At the genesis, there was already a mustang. We go back to Marion’s childhood, lulled by the animated film Spirit, the stallion of the plains. “I have been a rider since the age of 3 and we have two horses… It’s true that there is a liability”, smiles the director.

So neither one, nor two, during the presentation in the USA of the film on the common cranes by Maxence in 2018, they went to meet these famous wild mustangs, inseparable from the myth of Western America.

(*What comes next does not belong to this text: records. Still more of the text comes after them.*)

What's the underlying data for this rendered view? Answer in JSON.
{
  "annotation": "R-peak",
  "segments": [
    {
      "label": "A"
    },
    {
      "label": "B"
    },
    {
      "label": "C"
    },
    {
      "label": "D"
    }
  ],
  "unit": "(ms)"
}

Juliet in Colorado… and Romeo in Gâtine

“I only saw the first herd because I was in tears,” remembers Marion. She will not have finished being moved because it is there that she will come across a filly so recently arrived in her herd that Marion will have the immense privilege of choosing a name for her, as is the local custom when one is the first human to lay eyes on one of these horses.

“She had the same palomino coat as my horse, Romeo. So, naturally, it was Juliette. It’s strange how aware I was that I was experiencing a very special moment. To top it all off, she started doing somersaults. D“Irrationally, instantly, I felt responsible for her,” says Marion.

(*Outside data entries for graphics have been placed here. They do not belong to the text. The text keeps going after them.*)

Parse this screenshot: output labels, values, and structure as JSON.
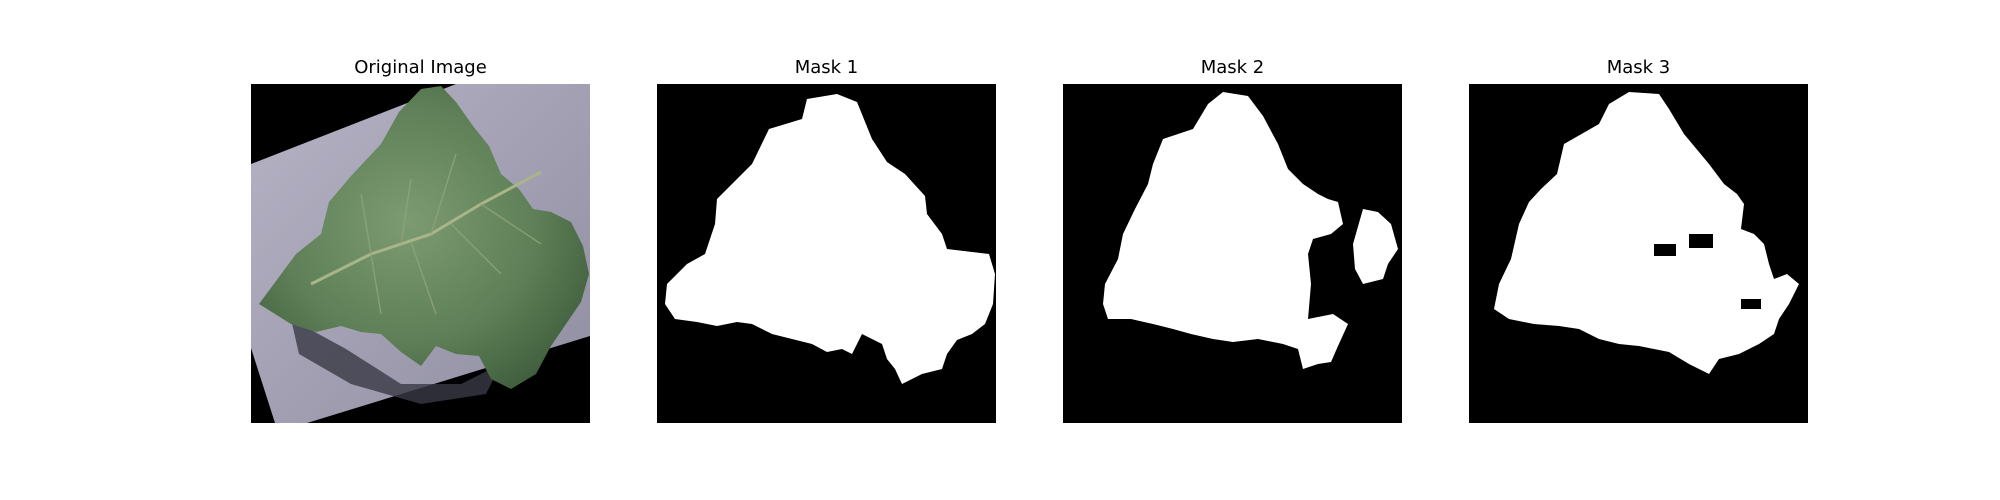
{
  "figure": {
    "panels": [
      {
        "title": "Original Image"
      },
      {
        "title": "Mask 1"
      },
      {
        "title": "Mask 2"
      },
      {
        "title": "Mask 3"
      }
    ]
  },
  "colors": {
    "background": "#ffffff",
    "mask_background": "#000000",
    "mask_foreground": "#ffffff",
    "leaf": "#5e7f57",
    "paper": "#a8a6b8"
  }
}
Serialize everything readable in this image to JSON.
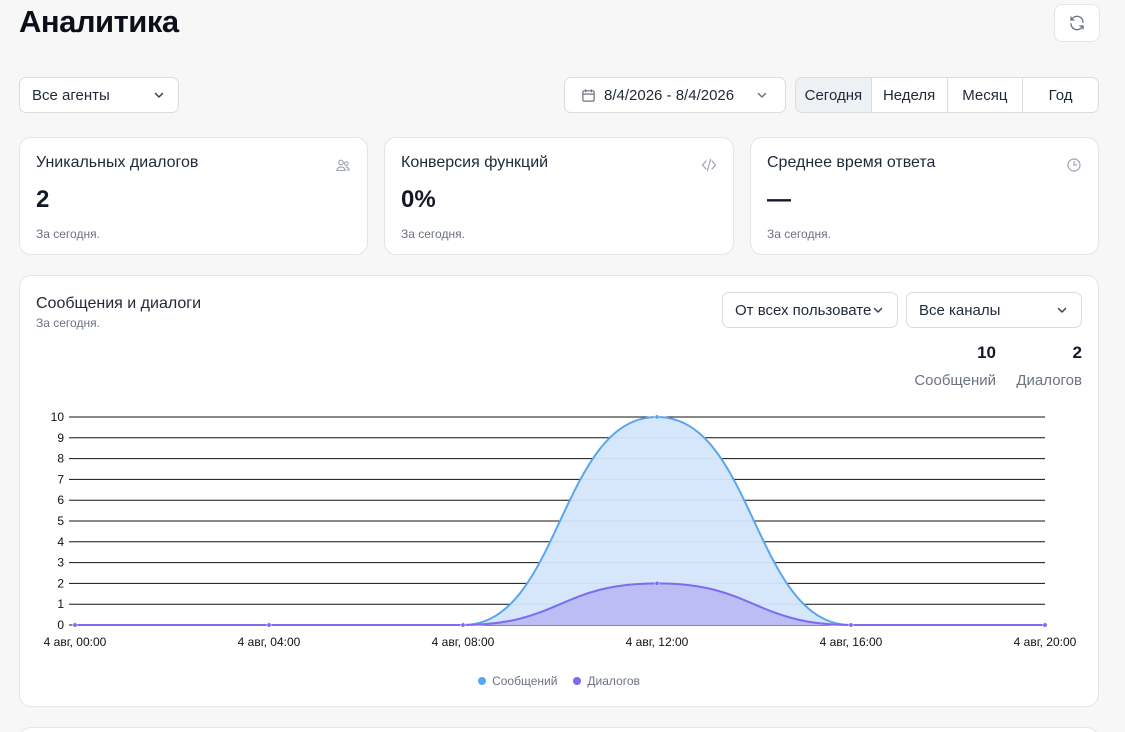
{
  "header": {
    "title": "Аналитика",
    "refresh_icon": "refresh-icon"
  },
  "filters": {
    "agent_select": "Все агенты",
    "date_range": "8/4/2026 - 8/4/2026",
    "periods": [
      "Сегодня",
      "Неделя",
      "Месяц",
      "Год"
    ],
    "active_period": "Сегодня"
  },
  "cards": [
    {
      "title": "Уникальных диалогов",
      "value": "2",
      "sub": "За сегодня.",
      "icon": "users-icon"
    },
    {
      "title": "Конверсия функций",
      "value": "0%",
      "sub": "За сегодня.",
      "icon": "code-icon"
    },
    {
      "title": "Среднее время ответа",
      "value": "—",
      "sub": "За сегодня.",
      "icon": "clock-icon"
    }
  ],
  "chart_section": {
    "title": "Сообщения и диалоги",
    "subtitle": "За сегодня.",
    "users_select": "От всех пользователей",
    "channels_select": "Все каналы",
    "stats": [
      {
        "value": "10",
        "label": "Сообщений"
      },
      {
        "value": "2",
        "label": "Диалогов"
      }
    ]
  },
  "chart_data": {
    "type": "area",
    "title": "",
    "xlabel": "",
    "ylabel": "",
    "x": [
      "4 авг, 00:00",
      "4 авг, 04:00",
      "4 авг, 08:00",
      "4 авг, 12:00",
      "4 авг, 16:00",
      "4 авг, 20:00"
    ],
    "ylim": [
      0,
      10
    ],
    "yticks": [
      0,
      1,
      2,
      3,
      4,
      5,
      6,
      7,
      8,
      9,
      10
    ],
    "grid": true,
    "legend": "bottom-center",
    "series": [
      {
        "name": "Сообщений",
        "values": [
          0,
          0,
          0,
          10,
          0,
          0
        ],
        "color": "#5aa5ee",
        "fill": "#d5e6fb"
      },
      {
        "name": "Диалогов",
        "values": [
          0,
          0,
          0,
          2,
          0,
          0
        ],
        "color": "#7b6cf0",
        "fill": "#b8b5f5"
      }
    ]
  }
}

Marion was able to find Juliette, six years later.
© (Photo, Maxence Lamoureux)

Then the galloping life resumed its course in , between projects. But Juliette was always on her French “godmother”’s mind. Above all, Marion had made a promise to herself that one day she would see this filly in her wild state again. So, like Jack London’s irresistible call to the forest, this project returned in the summer of 2024.

Six years later, the flow of emotion has risen a notch. The couple found the famous mare who had become a mother and adopted into a herd by an American woman who undertook to reunite this family of horses.

“To manage these wild horse populations, the federal state office (BLM) in charge of public lands carries out large captures, a method contested by mustang protectors because it is often a source of injuries and trauma. The horses are then parked and put up for adoption; only a few are returned to the wild in the reserve from which they came. Juliette, thus captured in 2021, is now deprived of her wild life,” Maxence camp.

The capture campaign has increased significantly since 2021 in the United States, with the federal government considering wild mustangs too numerous and “too impactful” on the environment, whereas in 1970 the breed was still in danger of extinction. .

Marion, filming with Maxence and directing, hopes to see the film released in the summer of 2025.
© (Photo Maxence Lamoureux)

By weaving Juliette’s destiny into a film, Marion wants to assert more generally that “this says a lot about our relationship with the wild world, the way we manage it and the place we give it.”

“No place for wildlife”

We feel that the dog Buck’s dream of returning to his freedom with Jack London is emerging here. “I would love it so much for her but I’m pessimistic about it. The fundamental question is the absence of space for wild life in the face of lobbies, in this case that of meat. This is not just a criticism of the American system, this pattern is also present in France. devise Marion Fernandez.

In the meantime, the couple who shot these four-handed sequences are in the process of preparing another documentary. Much more local and in Gâtine this one, it is dedicated to the northern harrier… whose Latin name (Circus pygargus) makes in this circumstance a strange echo of a certain bald eagle, emblem of the United States.